Analyses were conducted on five key variables associated with walking: sidewalk presence; observer ratings of attractiveness and safety for walking; connectivity; and number of traffic lanes (proxy for speed/volume). HD neighborhood pedestrian built environment characteristics are described in Additional File 2: Table S2 [HD Neighborhood pedestrian built environment characteristics]. The rating of attractiveness pertained to finding the area aesthetically pleasing and to the existence of destinations. It answered the question: "would you want to walk/bike this segment?" The rating of safety for walking took into consideration not only walking along the sidewalk but crossing the street. "Would a child be safe walking the segment?" Response to safety for cycling considered road attributes such as speed limits and presence of bicycle facilities. All data were collected, entered into an Access database and proofed by two research team members using established protocols [22, 24].

Chi square analyses were used to compare similarity in the five key variables for different geographic areas and different sampling strategies. First, we compared all segments contained within the 400 meter radius buffer from the center point of the housing development (the core) with the segments contained between the 400 meter radius buffer and the 800 meter radius buffer (the ring) as illustrated in Figure 1. Second, we compared all residential segments in the core with three different percentages of randomly selected residential street segments in the core: 75%, 50% and 25%--to determine whether a sample of segments fewer than 100% would still be representative of the pedestrian environment. Analyses were conducted for all neighborhoods combined and separately. Figure 1 graphically displays the geographic comparisons between all roads within the 400 m and 800 m buffers.
Figure 1
Figure 1

Map of Housing Development Neighborhood. Figure 1 graphically displays the geographic comparisons between all segments contained within the 400 meter radius buffer from the center point of the housing development (the core) with the segments contained between the 400 meter radius buffer and the 800 meter radius buffer (the ring).

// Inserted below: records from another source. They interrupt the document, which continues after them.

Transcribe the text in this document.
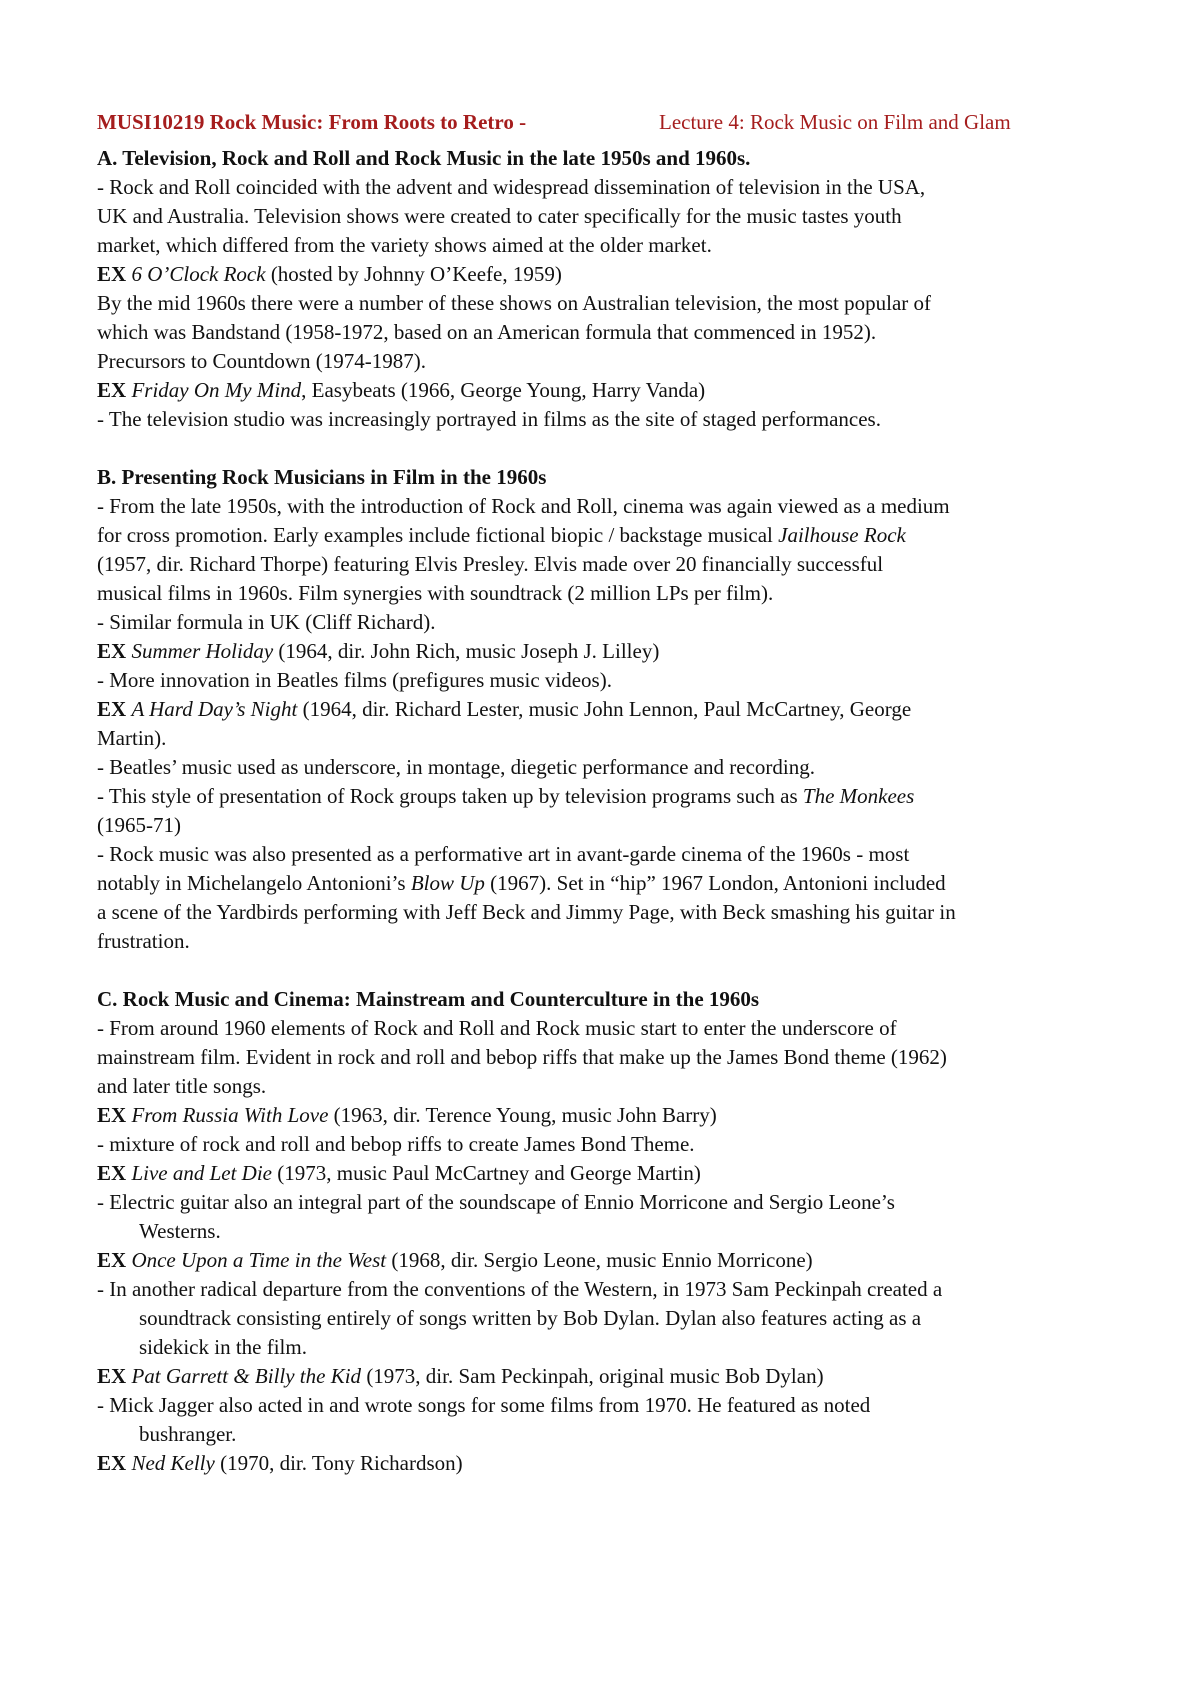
MUSI10219 Rock Music: From Roots to Retro -	Lecture 4: Rock Music on Film and Glam
A. Television, Rock and Roll and Rock Music in the late 1950s and 1960s.
- Rock and Roll coincided with the advent and widespread dissemination of television in the USA,
UK and Australia. Television shows were created to cater specifically for the music tastes youth
market, which differed from the variety shows aimed at the older market.
EX 6 O’Clock Rock (hosted by Johnny O’Keefe, 1959)
By the mid 1960s there were a number of these shows on Australian television, the most popular of
which was Bandstand (1958-1972, based on an American formula that commenced in 1952).
Precursors to Countdown (1974-1987).
EX Friday On My Mind, Easybeats (1966, George Young, Harry Vanda)
- The television studio was increasingly portrayed in films as the site of staged performances.
B. Presenting Rock Musicians in Film in the 1960s
- From the late 1950s, with the introduction of Rock and Roll, cinema was again viewed as a medium
for cross promotion. Early examples include fictional biopic / backstage musical Jailhouse Rock
(1957, dir. Richard Thorpe) featuring Elvis Presley. Elvis made over 20 financially successful
musical films in 1960s. Film synergies with soundtrack (2 million LPs per film).
- Similar formula in UK (Cliff Richard).
EX Summer Holiday (1964, dir. John Rich, music Joseph J. Lilley)
- More innovation in Beatles films (prefigures music videos).
EX A Hard Day’s Night (1964, dir. Richard Lester, music John Lennon, Paul McCartney, George
Martin).
- Beatles’ music used as underscore, in montage, diegetic performance and recording.
- This style of presentation of Rock groups taken up by television programs such as The Monkees
(1965-71)
- Rock music was also presented as a performative art in avant-garde cinema of the 1960s - most
notably in Michelangelo Antonioni’s Blow Up (1967). Set in “hip” 1967 London, Antonioni included
a scene of the Yardbirds performing with Jeff Beck and Jimmy Page, with Beck smashing his guitar in
frustration.
C. Rock Music and Cinema: Mainstream and Counterculture in the 1960s
- From around 1960 elements of Rock and Roll and Rock music start to enter the underscore of
mainstream film. Evident in rock and roll and bebop riffs that make up the James Bond theme (1962)
and later title songs.
EX From Russia With Love (1963, dir. Terence Young, music John Barry)
- mixture of rock and roll and bebop riffs to create James Bond Theme.
EX Live and Let Die (1973, music Paul McCartney and George Martin)
- Electric guitar also an integral part of the soundscape of Ennio Morricone and Sergio Leone’s
Westerns.
EX Once Upon a Time in the West (1968, dir. Sergio Leone, music Ennio Morricone)
- In another radical departure from the conventions of the Western, in 1973 Sam Peckinpah created a
soundtrack consisting entirely of songs written by Bob Dylan. Dylan also features acting as a
sidekick in the film.
EX Pat Garrett & Billy the Kid (1973, dir. Sam Peckinpah, original music Bob Dylan)
- Mick Jagger also acted in and wrote songs for some films from 1970. He featured as noted
bushranger.
EX Ned Kelly (1970, dir. Tony Richardson)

As presented in Additional File 3: Table S3 [All HD and HD Neighborhood core vs. ring comparison of pedestrian built environment characteristics], a few significant differences were seen between the core and the ring. There was significant variability in sidewalk presence in two neighborhoods, connectivity varied in four neighborhoods, and traffic lanes varied in three. Attractiveness for walking varied significantly between core and ring in three neighborhoods and feelings of walking safety significantly varied in four neighborhoods. General patterns indicated that ratings of attractiveness and safety were lower in the core than in the ring.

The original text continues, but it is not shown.